Ricky Gervais (from the original British version of The Office) is Bertram Pincus, a dour dentist who has all but given-up on any positive aspects of humanity, and is self-satisfied going through life alone and with an air of over-bearing pessimism.

After briefly dying on the operating table, Pincus wakes up with the ability to see and interact with ghosts who are all around us, hanging around the living due to various unresolved pre-death issues. The ghosts in Ghost Town are thankfully not scary or ugly, just normal looking and slightly pushy folks waiting for help. Frank Herlihy (Greg Kinnear, strangely the most likeable thing about the movie) is the pushiest among them, having been literally run over by a bus without resolving his marriage issues. He wants Pincus to sabotage the relationship between his widow Gwen (Tea Leoni) and her new hunky boyfriend.

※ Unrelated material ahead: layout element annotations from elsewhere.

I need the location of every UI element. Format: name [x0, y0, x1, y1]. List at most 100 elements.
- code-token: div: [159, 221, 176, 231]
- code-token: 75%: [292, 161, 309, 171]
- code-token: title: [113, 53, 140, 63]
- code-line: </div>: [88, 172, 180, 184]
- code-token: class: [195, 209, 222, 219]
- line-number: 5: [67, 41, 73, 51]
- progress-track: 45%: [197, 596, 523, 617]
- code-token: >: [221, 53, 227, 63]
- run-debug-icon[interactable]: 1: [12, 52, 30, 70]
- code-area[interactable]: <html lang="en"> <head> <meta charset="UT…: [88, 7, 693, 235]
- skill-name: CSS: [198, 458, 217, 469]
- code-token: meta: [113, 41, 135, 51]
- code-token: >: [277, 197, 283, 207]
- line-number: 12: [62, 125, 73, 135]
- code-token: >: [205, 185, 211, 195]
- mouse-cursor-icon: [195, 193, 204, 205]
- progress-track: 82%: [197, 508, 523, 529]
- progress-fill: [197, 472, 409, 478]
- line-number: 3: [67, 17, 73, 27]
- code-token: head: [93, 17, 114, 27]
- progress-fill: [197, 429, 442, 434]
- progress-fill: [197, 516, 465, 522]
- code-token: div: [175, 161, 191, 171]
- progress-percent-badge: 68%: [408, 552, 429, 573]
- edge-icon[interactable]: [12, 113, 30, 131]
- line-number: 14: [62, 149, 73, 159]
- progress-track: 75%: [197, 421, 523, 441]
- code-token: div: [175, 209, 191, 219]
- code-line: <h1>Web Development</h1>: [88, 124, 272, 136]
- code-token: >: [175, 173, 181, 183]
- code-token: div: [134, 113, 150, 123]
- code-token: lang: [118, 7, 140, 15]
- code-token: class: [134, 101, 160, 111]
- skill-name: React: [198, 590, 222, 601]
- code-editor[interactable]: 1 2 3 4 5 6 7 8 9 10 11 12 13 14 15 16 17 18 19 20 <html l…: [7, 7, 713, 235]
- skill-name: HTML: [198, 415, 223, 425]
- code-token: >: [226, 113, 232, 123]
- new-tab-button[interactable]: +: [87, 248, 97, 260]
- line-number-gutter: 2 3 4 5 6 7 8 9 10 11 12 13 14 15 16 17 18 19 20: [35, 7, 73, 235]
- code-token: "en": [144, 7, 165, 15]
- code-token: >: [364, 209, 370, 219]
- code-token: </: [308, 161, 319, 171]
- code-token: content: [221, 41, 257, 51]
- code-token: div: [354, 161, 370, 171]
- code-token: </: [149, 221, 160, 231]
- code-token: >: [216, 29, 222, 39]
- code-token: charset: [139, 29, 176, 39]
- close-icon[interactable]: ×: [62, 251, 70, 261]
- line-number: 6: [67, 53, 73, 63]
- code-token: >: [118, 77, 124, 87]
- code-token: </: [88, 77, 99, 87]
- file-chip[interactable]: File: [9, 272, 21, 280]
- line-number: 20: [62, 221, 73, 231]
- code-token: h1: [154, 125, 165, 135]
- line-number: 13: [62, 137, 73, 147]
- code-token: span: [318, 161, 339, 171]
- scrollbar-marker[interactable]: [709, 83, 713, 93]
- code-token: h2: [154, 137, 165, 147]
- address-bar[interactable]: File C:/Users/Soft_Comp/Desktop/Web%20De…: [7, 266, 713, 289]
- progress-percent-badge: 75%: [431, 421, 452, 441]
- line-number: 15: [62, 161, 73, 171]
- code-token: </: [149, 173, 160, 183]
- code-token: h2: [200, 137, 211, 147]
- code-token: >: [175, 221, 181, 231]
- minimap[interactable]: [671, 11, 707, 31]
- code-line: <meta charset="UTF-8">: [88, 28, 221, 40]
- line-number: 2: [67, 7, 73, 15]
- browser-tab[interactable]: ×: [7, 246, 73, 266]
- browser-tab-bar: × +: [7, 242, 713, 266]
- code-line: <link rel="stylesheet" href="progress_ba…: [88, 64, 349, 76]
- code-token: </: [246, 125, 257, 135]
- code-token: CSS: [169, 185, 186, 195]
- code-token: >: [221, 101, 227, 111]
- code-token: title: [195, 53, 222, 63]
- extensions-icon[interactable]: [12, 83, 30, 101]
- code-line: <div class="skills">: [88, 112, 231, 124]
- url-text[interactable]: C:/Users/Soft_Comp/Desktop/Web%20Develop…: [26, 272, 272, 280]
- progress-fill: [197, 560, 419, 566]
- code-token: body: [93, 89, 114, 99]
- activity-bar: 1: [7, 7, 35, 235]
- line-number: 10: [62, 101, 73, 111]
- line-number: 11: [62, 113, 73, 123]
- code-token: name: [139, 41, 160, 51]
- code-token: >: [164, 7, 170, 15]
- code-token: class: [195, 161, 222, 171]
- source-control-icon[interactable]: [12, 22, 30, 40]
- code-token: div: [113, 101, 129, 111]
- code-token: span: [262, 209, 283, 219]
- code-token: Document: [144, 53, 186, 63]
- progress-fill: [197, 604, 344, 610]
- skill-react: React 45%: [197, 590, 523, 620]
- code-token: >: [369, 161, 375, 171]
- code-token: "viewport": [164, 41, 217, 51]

What follows is a predictable relationship between Gwen and Pincus, which is as unbelievable as the quick transformation that Pincus subsequently zips through to become a caring human being. The emotional evolutions are abrupt and handled with a dramatic shortage of subtlety, thanks to the predictable script (David Koepp and John Kamps) and bland direction (Koepp again).

Gervais tries hard but his character is given precious little to work with, while Tea Leoni has to make us believe that she will fall for a rude dentist when her current boyfriend looks like most women's white knight. She also has to make us believe that she is a paleopathologist. None of it rings true.

A movie that passes the time, but not necessarily time well spent.